No, no estoy enloqueciendo. Claramente está ahí. Y no es en absoluto por casualidad. Su poder ha crecido junto a mi deseo por tenerte, por poder verte de cerca por fin, por poder tocarte, besarte, abrazarte y que hagamos juntas toda clase de cosas que ambas llevamos tanto tiempo queriendo hacer. El poder que tiene sobre mí es precisamente ese deseo. Un deseo que hace tiempo excedió los límites de lo humanamente razonable. Un deseo a través del cual hace tiempo que esa demonio se adueñó de mí, de mi voluntad, y que ahora se burla de mí provocándome una vez más, atrayéndome de forma irresistible hacia lo que más deseo en el mundo en este momento. Hacia ti, Kida.

No puedo oponerme a su voluntad de manejarme a su antojo. Hace tiempo que dejé de tener esa capacidad. Ahora sólo puedo verla en ti, en tu rostro y en todo tu cuerpo, personificándose en todo tu ser. Ya has empezado a sonreír, tal y como hace ella al mismo tiempo. Me estás llamando sin decir una sola palabra, sin realizar un solo movimiento. Y yo… simplemente soy incapaz de contenerme durante más tiempo. Esa demonio que hay en mi interior ha ganado de nuevo, y estoy dispuesta a recoger y disfrutar de todo el botín de esa victoria. Y es que, en el fondo, ella siempre gana. Y es cuando gana cuando yo más disfruto.

Acerco lentamente mis labios hacia los tuyos. Ya está, has ganado. No pienso permitir que una sola palabra salga de tu boca antes de poder probarla primero. Cada ápice de tu cuerpo y cada rincón de tu mente son míos, ahora que estás aquí. Es algo que tengo muy claro que te voy a demostrar de formas que ni te imaginas. Y es que, ese deseo interior es tan grande que no cabe en una sola persona. Mi demonio, ahora que ha salido, se ocupará de compartirlo contigo, mi pequeña Kida, y de hacerte por fin partícipe plena de él junto a mí.

Finalmente, nos fundimos en nuestro primer beso.
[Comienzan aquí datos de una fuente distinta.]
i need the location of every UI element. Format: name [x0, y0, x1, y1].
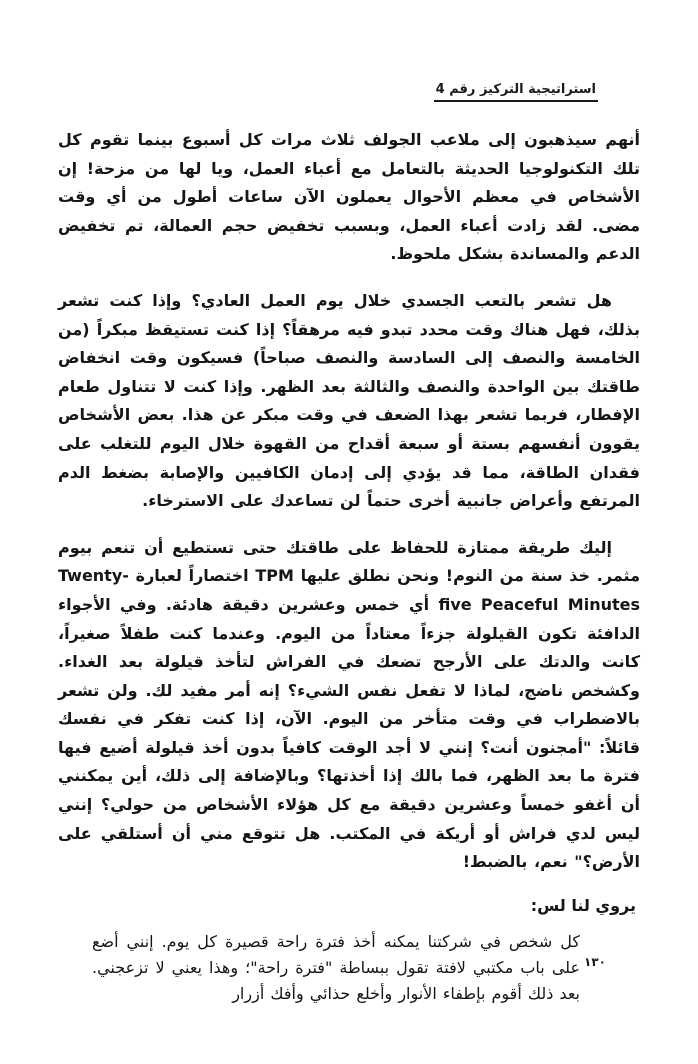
page-number: ١٣٠ [584, 955, 606, 969]
running-header: استراتيجية التركيز رقم 4 [434, 82, 598, 102]
paragraph-tpm-nap: إليك طريقة ممتازة للحفاظ على طاقتك حتى تستطيع أن تنعم بيوم مثمر. خذ سنة من النوم! ونحن نطلق عليها TPM اختصاراً لعبارة Twenty-five Peaceful Minutes أي خمس وعشرين دقيقة هادئة. وفي الأجواء الدافئة تكون القيلولة جزءاً معتاداً من اليوم. وعندما كنت طفلاً صغيراً، كانت والدتك على الأرجح تضعك في الفراش لتأخذ قيلولة بعد الغداء. وكشخص ناضج، لماذا لا تفعل نفس الشيء؟ إنه أمر مفيد لك. ولن تشعر بالاضطراب في وقت متأخر من اليوم. الآن، إذا كنت تفكر في نفسك قائلاً: "أمجنون أنت؟ إنني لا أجد الوقت كافياً بدون أخذ قيلولة أضيع فيها فترة ما بعد الظهر، فما بالك إذا أخذتها؟ وبالإضافة إلى ذلك، أين يمكنني أن أغفو خمساً وعشرين دقيقة مع كل هؤلاء الأشخاص من حولي؟ إنني ليس لدي فراش أو أريكة في المكتب. هل تتوقع مني أن أستلقي على الأرض؟" نعم، بالضبط! [58, 537, 640, 872]
les-block-quote: كل شخص في شركتنا يمكنه أخذ فترة راحة قصيرة كل يوم. إنني أضع على باب مكتبي لافتة تقول ببساطة "فترة راحة"؛ وهذا يعني لا تزعجني. بعد ذلك أقوم بإطفاء الأنوار وأخلع حذائي وأفك أزرار [92, 931, 580, 1003]
paragraph-golf-technology: أنهم سيذهبون إلى ملاعب الجولف ثلاث مرات كل أسبوع بينما تقوم كل تلك التكنولوجيا الحديثة بالتعامل مع أعباء العمل، ويا لها من مزحة! إن الأشخاص في معظم الأحوال يعملون الآن ساعات أطول من أي وقت مضى. لقد زادت أعباء العمل، وبسبب تخفيض حجم العمالة، تم تخفيض الدعم والمساندة بشكل ملحوظ. [58, 130, 640, 264]
paragraph-physical-fatigue: هل تشعر بالتعب الجسدي خلال يوم العمل العادي؟ وإذا كنت تشعر بذلك، فهل هناك وقت محدد تبدو فيه مرهقاً؟ إذا كنت تستيقظ مبكراً (من الخامسة والنصف إلى السادسة والنصف صباحاً) فسيكون وقت انخفاض طاقتك بين الواحدة والنصف والثالثة بعد الظهر. وإذا كنت لا تتناول طعام الإفطار، فربما تشعر بهذا الضعف في وقت مبكر عن هذا. بعض الأشخاص يقوون أنفسهم بستة أو سبعة أقداح من القهوة خلال اليوم للتغلب على فقدان الطاقة، مما قد يؤدي إلى إدمان الكافيين والإصابة بضغط الدم المرتفع وأعراض جانبية أخرى حتماً لن تساعدك على الاسترخاء. [58, 290, 640, 511]
page-body [58, 126, 640, 1007]
quote-lead-in: يروي لنا لس: [530, 895, 636, 915]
Un beso casi mágico, en el que el tiempo se detiene por completo durante un instante. Un instante que parece toda una eternidad. Un instante, un efímero y eterno instante en el que solamente existimos tú y yo. Un instante en el que cada una empieza a formar parte de la otra, al tiempo que nuestros cuerpos comienzan a entrelazarse y nuestras emociones conectan profundamente. Un instante en el que nada en el mundo tiene lugar más allá de nuestro beso. Un beso que ojalá no termine nunca.